Senioren erkunden Altenessen mit der Rikscha

Schon lange bevor die Fahrzeuge endlich eingetroffen sind haben sich die Testfahrerinnen und Testfahrer vor dem Eingang versammelt. Viele sind weit über 80 Jahre alt, das kann ihre Vorfreude aber nicht schmälern. „Na endlich“, freuen sie sich, als die Fahrzeugkolonne endlich die Auffahrt zum Friedrich-Ebert-Zentrum passiert hat. Mit sechs Fahrrad-Rikschas werden die Bewohner der AWO Seniorenheims erstmals erproben, wie viel Spaß es macht, Altenessen aus der Fahrrad-Perspektive zu erkunden.

Die Einrichtung an der Schonnefeldstraße nutzt erstmals das Angebot von „Radeln ohne Alter“. Im Projekt „Radeln ohne Alter“ werden Rikschatouren für Senioren angeboten, um Natur, Kultur und neue sowie bekannte Orte zu erfahren. Bei diesen Touren werden alle Sinne angesprochen: Blumen riechen, das Gezwitscher der Vögel hören und den Wind in den Haaren spüren. Seit dem Grüne-Hauptstadt-Jahr 2017 biete die „Neue Arbeit“ der Diakonie Essen diese Touren an.

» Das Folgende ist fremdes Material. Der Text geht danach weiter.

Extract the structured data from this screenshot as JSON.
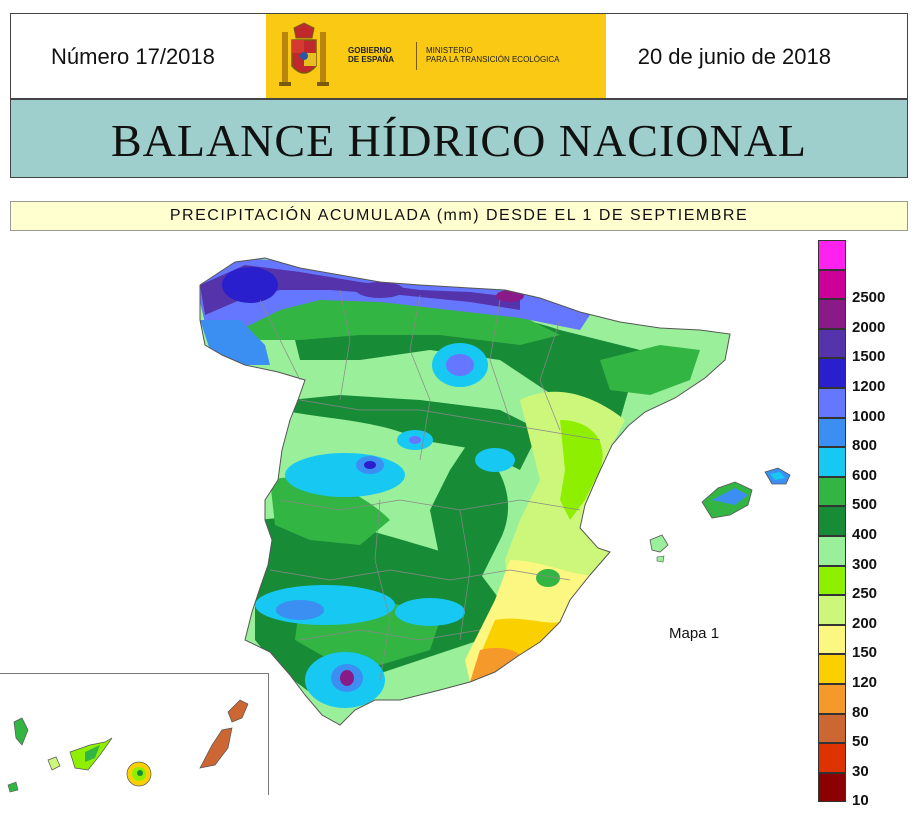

In der AWO Einrichtung in Altenessen wird aus der Testfahrt ein Erfolgsmodell. Schon die Vorbereitungen mit dem richtigen Platznehmen in der Rikscha und dem obligatorischen Anschnallen sorgt für viel Vergnügen und weckt Erinnerungen an Fahrrad-Ausflüge in der Jugend. Fröhlich wird zum Abschied gewinkt, als die ersten Gespanne durch die weiten Grünanlagen rund um das Heim die Anlage verlassen. Geradezu glücklich sind die Gesichter der betagten Passagiere, als sie zur Schonnefeldstraße zurückkehren und den Teilnehmern der zweiten Tour von ihren Erlebnissen berichten.

Das kann, so sind sich die Testfahrerinnen und Testfahrer einig, nur der Anfang gewesen sein. Die Einrichtungsleitung versprach, dass es noch in diesem Jahr wieder heißt „Radeln ohne Alter“.

Die Termine bei dem Projekt sind sehr begehrt, der Terminplan ist schon bis ins nächste Jahr gefüllt.